Upon closer inspection, the mountaintop reveals a perfectly carved doorway, and stairs that lead far into pitch black. Five feet down, these steps can only be followed by feel, as all light is lost–it is impossible to know how deep the stairs lead. At the bottom stand two bedrooms, a common sight in these lost Ages of Myst: the bedrooms of the men who once used these Ages as their own. As different as the brothers they belong to, these rooms possess an almost horrifying quality. Like the rest of the Age, they are empty, abandoned for what could have been years.
One room is clean, yet absurdly furnished in gaudy silks and fine furniture, as some imagine the bedroom of a successful pirate might look like. Everything here is clean and new, bright and colorful–though the contents of the drawers in these cabinets tell a different story. Among maps of strange continents and islands of unknown origin lie unlabeled bottles of unknown liquids, syringes, pills. A secret, darker life, hidden beneath a lavish mask.
The owner of the second room has not bothered to hide his dark side. This place is filthy, a bed stained by what no one would want to know, knives and chemical bottles strewn about. Dominating the room is a light fixture made from the ribcage of what observers would hope is an animal of some sort, though with the contents of the rest of the room no one could be sure.
Another staircase leads into the belly of the seemingly wrecked ship, to a third area that does not seem to belong to the men who have left their mark so dramatically within the mountain. The electricity is not as strong down here, and only a pale glimmer of light from a small lamp illuminates the space. Pieces of delicate machinery, decorated in a nautical theme, live in this almost neutral and untouched space. Through the windows underneath the ship all that can be seen is the empty blue of the endless sea, one even devoid of fish.
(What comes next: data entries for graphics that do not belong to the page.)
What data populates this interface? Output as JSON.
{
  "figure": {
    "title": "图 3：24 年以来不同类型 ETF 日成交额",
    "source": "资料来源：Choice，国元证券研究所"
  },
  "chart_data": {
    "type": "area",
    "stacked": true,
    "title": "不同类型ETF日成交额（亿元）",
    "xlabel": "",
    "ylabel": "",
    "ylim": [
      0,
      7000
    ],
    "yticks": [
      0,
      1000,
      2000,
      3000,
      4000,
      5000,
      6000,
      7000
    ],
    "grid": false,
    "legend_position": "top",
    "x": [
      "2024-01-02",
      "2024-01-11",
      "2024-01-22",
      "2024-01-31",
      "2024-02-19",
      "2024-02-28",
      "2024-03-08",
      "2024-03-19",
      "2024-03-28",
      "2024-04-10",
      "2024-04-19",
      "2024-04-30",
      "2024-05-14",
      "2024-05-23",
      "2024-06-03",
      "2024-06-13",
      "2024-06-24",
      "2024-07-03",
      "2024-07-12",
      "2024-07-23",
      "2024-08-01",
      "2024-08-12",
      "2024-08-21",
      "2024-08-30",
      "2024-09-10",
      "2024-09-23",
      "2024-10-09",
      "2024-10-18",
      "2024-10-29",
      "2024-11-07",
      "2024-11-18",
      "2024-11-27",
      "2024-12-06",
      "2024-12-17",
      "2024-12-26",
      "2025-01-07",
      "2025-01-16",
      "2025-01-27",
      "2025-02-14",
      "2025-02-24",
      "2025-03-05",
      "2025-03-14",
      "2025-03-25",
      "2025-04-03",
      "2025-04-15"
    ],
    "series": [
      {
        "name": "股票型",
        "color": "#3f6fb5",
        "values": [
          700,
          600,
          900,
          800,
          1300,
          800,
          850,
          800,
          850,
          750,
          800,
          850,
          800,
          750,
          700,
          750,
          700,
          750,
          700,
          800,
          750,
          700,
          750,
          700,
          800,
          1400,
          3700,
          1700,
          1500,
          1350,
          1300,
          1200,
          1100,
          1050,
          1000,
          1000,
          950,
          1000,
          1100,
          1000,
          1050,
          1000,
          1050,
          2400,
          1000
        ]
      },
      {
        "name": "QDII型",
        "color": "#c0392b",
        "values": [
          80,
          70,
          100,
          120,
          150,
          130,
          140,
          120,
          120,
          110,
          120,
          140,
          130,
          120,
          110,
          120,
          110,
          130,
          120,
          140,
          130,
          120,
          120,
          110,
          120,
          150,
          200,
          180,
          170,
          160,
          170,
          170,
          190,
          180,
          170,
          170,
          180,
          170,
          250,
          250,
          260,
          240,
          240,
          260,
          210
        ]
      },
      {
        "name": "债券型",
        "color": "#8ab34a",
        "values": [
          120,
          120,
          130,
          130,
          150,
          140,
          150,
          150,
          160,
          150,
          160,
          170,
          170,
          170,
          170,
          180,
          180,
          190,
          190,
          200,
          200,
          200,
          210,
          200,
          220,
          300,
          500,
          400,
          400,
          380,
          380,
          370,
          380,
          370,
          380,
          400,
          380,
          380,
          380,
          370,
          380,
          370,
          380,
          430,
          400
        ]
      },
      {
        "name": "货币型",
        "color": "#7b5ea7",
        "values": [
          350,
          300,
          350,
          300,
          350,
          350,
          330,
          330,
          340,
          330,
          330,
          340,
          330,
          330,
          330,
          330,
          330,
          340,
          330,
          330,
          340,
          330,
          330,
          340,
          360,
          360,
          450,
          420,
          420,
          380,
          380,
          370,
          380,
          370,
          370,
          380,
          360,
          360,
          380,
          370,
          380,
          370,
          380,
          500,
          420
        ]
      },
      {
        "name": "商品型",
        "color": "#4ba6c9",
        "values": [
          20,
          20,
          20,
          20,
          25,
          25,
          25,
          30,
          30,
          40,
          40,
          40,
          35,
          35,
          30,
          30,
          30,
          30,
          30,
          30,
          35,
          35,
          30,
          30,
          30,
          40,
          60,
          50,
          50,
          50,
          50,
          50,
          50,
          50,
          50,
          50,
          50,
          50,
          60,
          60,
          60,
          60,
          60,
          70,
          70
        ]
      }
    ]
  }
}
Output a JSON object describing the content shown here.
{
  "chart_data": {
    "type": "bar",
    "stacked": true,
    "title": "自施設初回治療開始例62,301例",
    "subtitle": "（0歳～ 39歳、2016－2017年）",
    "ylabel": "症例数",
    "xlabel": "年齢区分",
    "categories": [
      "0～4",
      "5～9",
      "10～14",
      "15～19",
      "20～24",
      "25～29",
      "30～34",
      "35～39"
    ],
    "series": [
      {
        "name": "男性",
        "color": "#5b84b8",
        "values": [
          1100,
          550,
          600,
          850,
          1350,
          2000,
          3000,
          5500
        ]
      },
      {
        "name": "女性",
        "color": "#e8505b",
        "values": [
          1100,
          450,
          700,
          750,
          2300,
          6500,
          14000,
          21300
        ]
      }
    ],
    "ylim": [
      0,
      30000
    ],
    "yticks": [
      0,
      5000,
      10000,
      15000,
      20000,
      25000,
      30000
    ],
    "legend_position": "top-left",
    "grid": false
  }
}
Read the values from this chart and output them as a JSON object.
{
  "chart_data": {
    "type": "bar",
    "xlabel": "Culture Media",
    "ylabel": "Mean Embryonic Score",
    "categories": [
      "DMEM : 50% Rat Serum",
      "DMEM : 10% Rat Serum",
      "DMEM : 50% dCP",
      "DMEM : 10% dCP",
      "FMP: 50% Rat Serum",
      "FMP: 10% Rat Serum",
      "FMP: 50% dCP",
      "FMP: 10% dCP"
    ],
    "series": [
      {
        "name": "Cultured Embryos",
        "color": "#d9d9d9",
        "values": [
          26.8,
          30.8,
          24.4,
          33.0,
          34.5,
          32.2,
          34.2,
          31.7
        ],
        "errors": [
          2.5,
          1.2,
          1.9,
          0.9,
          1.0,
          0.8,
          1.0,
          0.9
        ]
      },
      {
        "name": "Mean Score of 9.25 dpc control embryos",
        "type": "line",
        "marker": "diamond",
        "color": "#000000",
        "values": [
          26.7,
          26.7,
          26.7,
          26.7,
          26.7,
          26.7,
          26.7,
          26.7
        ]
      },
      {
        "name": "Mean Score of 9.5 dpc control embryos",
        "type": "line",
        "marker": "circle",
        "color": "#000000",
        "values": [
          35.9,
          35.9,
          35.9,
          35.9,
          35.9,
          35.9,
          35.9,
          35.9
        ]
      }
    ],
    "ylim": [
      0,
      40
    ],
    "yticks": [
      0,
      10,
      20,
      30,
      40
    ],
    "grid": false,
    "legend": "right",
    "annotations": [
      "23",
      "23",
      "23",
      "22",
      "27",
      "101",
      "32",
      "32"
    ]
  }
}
As the other ages of Myst, this Age made of stone and what once was a ship holds signs of a world that was once inhabited–but is no longer. Curling around the mountain like a snake is a wooden path, which almost takes an eternity to climb. Standing at the top is a single telescope, staring out into nothing–nothing at all. There is a lighthouse, a hollowed out mountaintop, a once-occupied ship, but no purpose, no function. The lighthouse holds no light, the ship no crew, the telescope no view. The Stoneship is alone.